Tossing Fear and Clutter to the Wayside: Feels Good
I’ve been pretty quiet lately simply because I’ve needed to figure out life. More specifically mine.
I’ve had a heckuva time staying on track with my own self-imposed rules on how I should live, feel better, be better, keep striving for more…I see what needs to be done. Set some new rules, get overwhelmed, paralyzed, and wonder what I was trying to accomplish in the first place. My little inner rebel emerges and I literally fight against myself.
Anyone else feel me on this?
What it all comes down to is fear. Fear of not doing it right, making mistakes, letting myself or others down. Crazy, right? It is impossible to go through life without letting someone down. I know because I went through the inventory of my life yesterday and lost count. And, while I may have (and still do) let people down, I also recognize where I’ve lifted someone up. I lost count on that too. It might be pretty equal.
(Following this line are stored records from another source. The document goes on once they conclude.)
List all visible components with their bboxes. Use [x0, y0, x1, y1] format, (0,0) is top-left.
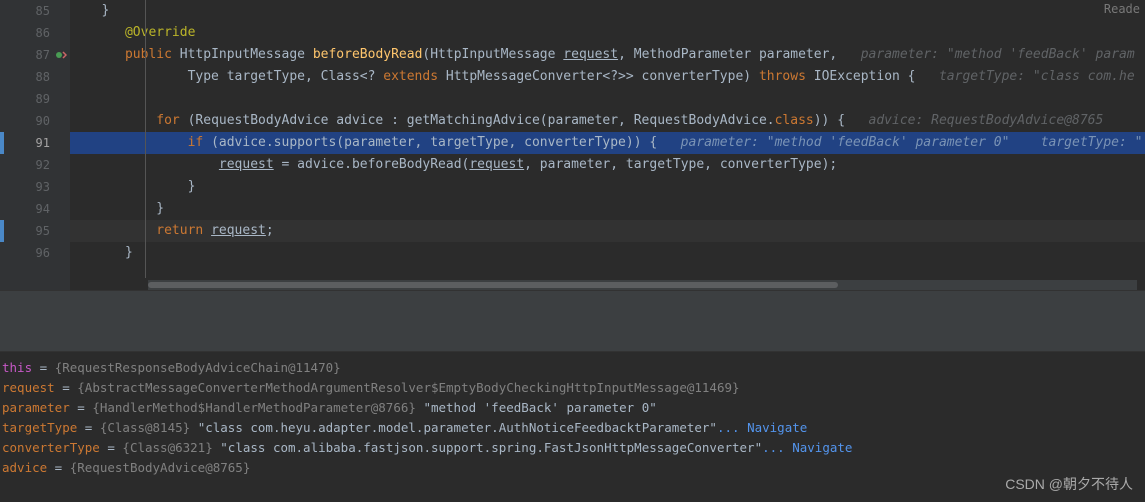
code-line[interactable]: } [70, 242, 1145, 264]
annotation: @Override [125, 25, 195, 40]
fold-guide [145, 0, 146, 278]
line-number[interactable]: 95 [0, 220, 70, 242]
code-area[interactable]: Reade } @Override public HttpInputMessag… [70, 0, 1145, 290]
code-line[interactable] [70, 88, 1145, 110]
inlay-hint: advice: RequestBodyAdvice@8765 [869, 113, 1104, 128]
line-number[interactable]: 94 [0, 198, 70, 220]
inlay-hint: targetType: "class com.he [939, 69, 1135, 84]
line-number[interactable]: 87 [0, 44, 70, 66]
debug-var-row[interactable]: request = {AbstractMessageConverterMetho… [0, 378, 1145, 398]
code-line[interactable]: } [70, 176, 1145, 198]
debug-var-row[interactable]: targetType = {Class@8145} "class com.hey… [0, 418, 1145, 438]
debug-var-row[interactable]: advice = {RequestBodyAdvice@8765} [0, 458, 1145, 478]
line-number[interactable]: 88 [0, 66, 70, 88]
inlay-hint: parameter: "method 'feedBack' parameter … [681, 135, 1041, 150]
code-line[interactable]: } [70, 0, 1145, 22]
horizontal-scrollbar[interactable] [148, 280, 1137, 290]
code-line[interactable]: } [70, 198, 1145, 220]
navigate-link[interactable]: ... Navigate [717, 420, 807, 435]
inlay-hint: parameter: "method 'feedBack' param [861, 47, 1135, 62]
reader-mode-label[interactable]: Reade [1104, 2, 1140, 16]
line-number[interactable]: 93 [0, 176, 70, 198]
debug-var-row[interactable]: this = {RequestResponseBodyAdviceChain@1… [0, 358, 1145, 378]
inlay-hint: targetType: " [1041, 135, 1143, 150]
code-line[interactable]: Type targetType, Class<? extends HttpMes… [70, 66, 1145, 88]
code-line[interactable]: request = advice.beforeBodyRead(request,… [70, 154, 1145, 176]
code-line[interactable]: return request; [70, 220, 1145, 242]
panel-divider[interactable] [0, 290, 1145, 352]
debug-var-row[interactable]: converterType = {Class@6321} "class com.… [0, 438, 1145, 458]
code-line-current[interactable]: if (advice.supports(parameter, targetTyp… [70, 132, 1145, 154]
line-number[interactable]: 89 [0, 88, 70, 110]
line-number[interactable]: 92 [0, 154, 70, 176]
code-line[interactable]: for (RequestBodyAdvice advice : getMatch… [70, 110, 1145, 132]
editor-pane: 85 86 87 88 89 90 91 92 93 94 95 96 Read… [0, 0, 1145, 290]
debug-variables-pane[interactable]: this = {RequestResponseBodyAdviceChain@1… [0, 352, 1145, 502]
line-number[interactable]: 91 [0, 132, 70, 154]
override-icon[interactable] [55, 49, 67, 61]
code-line[interactable]: public HttpInputMessage beforeBodyRead(H… [70, 44, 1145, 66]
line-number[interactable]: 85 [0, 0, 70, 22]
line-number[interactable]: 86 [0, 22, 70, 44]
debug-var-row[interactable]: parameter = {HandlerMethod$HandlerMethod… [0, 398, 1145, 418]
line-number[interactable]: 90 [0, 110, 70, 132]
scrollbar-thumb[interactable] [148, 282, 838, 288]
line-number[interactable]: 96 [0, 242, 70, 264]
gutter[interactable]: 85 86 87 88 89 90 91 92 93 94 95 96 [0, 0, 70, 290]
navigate-link[interactable]: ... Navigate [762, 440, 852, 455]
watermark-label: CSDN @朝夕不待人 [1005, 474, 1133, 494]
code-line[interactable]: @Override [70, 22, 1145, 44]
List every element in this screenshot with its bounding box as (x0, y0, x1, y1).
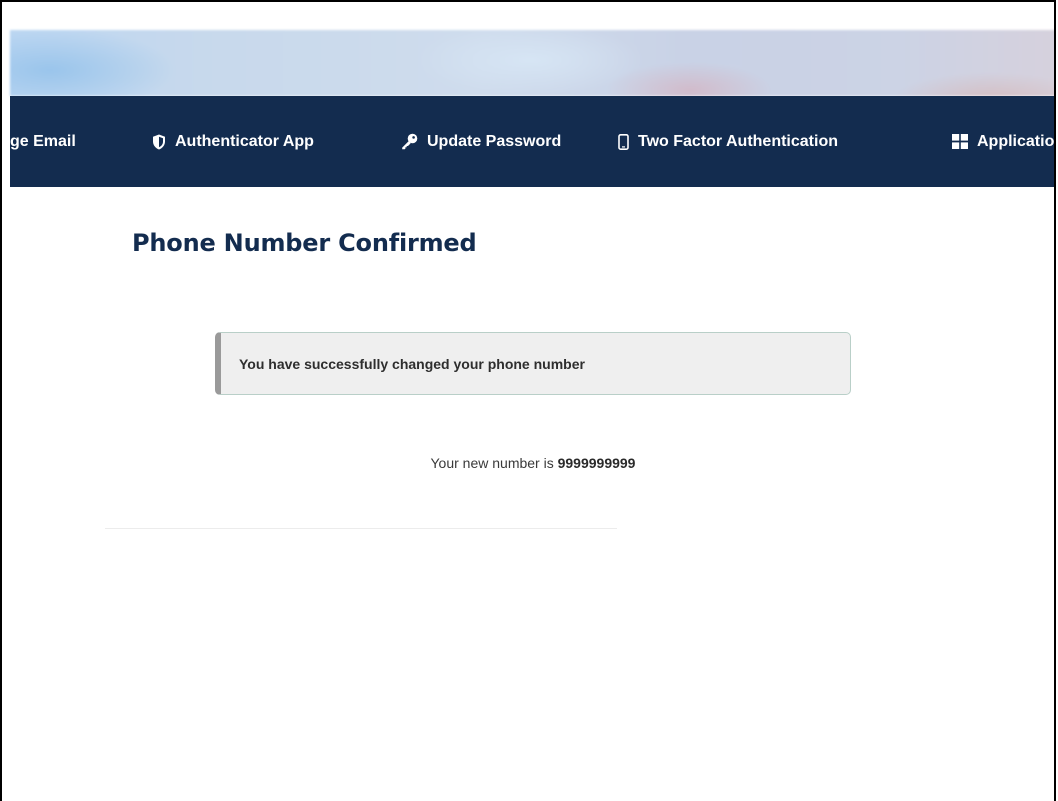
nav-item-two-factor-authentication[interactable]: Two Factor Authentication (618, 96, 838, 187)
new-number-text: Your new number is 9999999999 (10, 455, 1054, 471)
page-title: Phone Number Confirmed (132, 229, 477, 257)
shield-icon (152, 134, 166, 150)
success-alert: You have successfully changed your phone… (215, 332, 851, 395)
header-banner-image (10, 30, 1054, 96)
nav-item-update-password[interactable]: Update Password (401, 96, 561, 187)
key-icon (401, 133, 418, 150)
nav-item-label: ge Email (10, 132, 76, 150)
nav-item-label: Applicatio (977, 132, 1055, 150)
nav-item-label: Authenticator App (175, 132, 314, 150)
nav-item-label: Two Factor Authentication (638, 132, 838, 150)
nav-item-label: Update Password (427, 132, 562, 150)
nav-item-authenticator-app[interactable]: Authenticator App (152, 96, 314, 187)
main-content: Phone Number Confirmed You have successf… (10, 187, 1054, 801)
new-number-value: 9999999999 (557, 455, 636, 471)
mobile-phone-icon (618, 133, 629, 150)
divider (105, 528, 617, 529)
nav-item-change-email[interactable]: ge Email (10, 96, 76, 187)
alert-message: You have successfully changed your phone… (239, 355, 585, 372)
nav-item-applications[interactable]: Applicatio (952, 96, 1054, 187)
grid-icon (952, 134, 968, 149)
new-number-prefix: Your new number is (430, 455, 554, 471)
browser-frame: ge Email Authenticator App Update Passwo… (0, 0, 1056, 801)
account-nav-bar: ge Email Authenticator App Update Passwo… (10, 96, 1054, 187)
Before I dive into my aromatherapist coursework fully, I am needing to clear space. It needs a place to land. Old fears, old thoughts, past “failures”, and household clutter infestations, are still being tossed to the wayside. My priorities still remain house and health.
This is a pile of marketing business stuff I was once involved in, that I no longer do. The big welcome packets finally went to the trash, the jewelry I’ve been selling off/giving away, and the oil stuff I have packed and ready to give to my former upline for their sales use. When I keep digging, I am amazed at what I find that I have buried/held onto. I gain a better understanding of myself, what I was afraid of at the time, what I’m afraid of now, and what no longer serves me moving forward. In This Human Experience, the saga continues. Forward Ho!
Moving onto Sunday Funday! Feeling frisky, maybe I’ll dance later.
Why? Because as Tony! Toni! Toné! sings…it Feels Good, yeah. it feels goood. So does decluttering.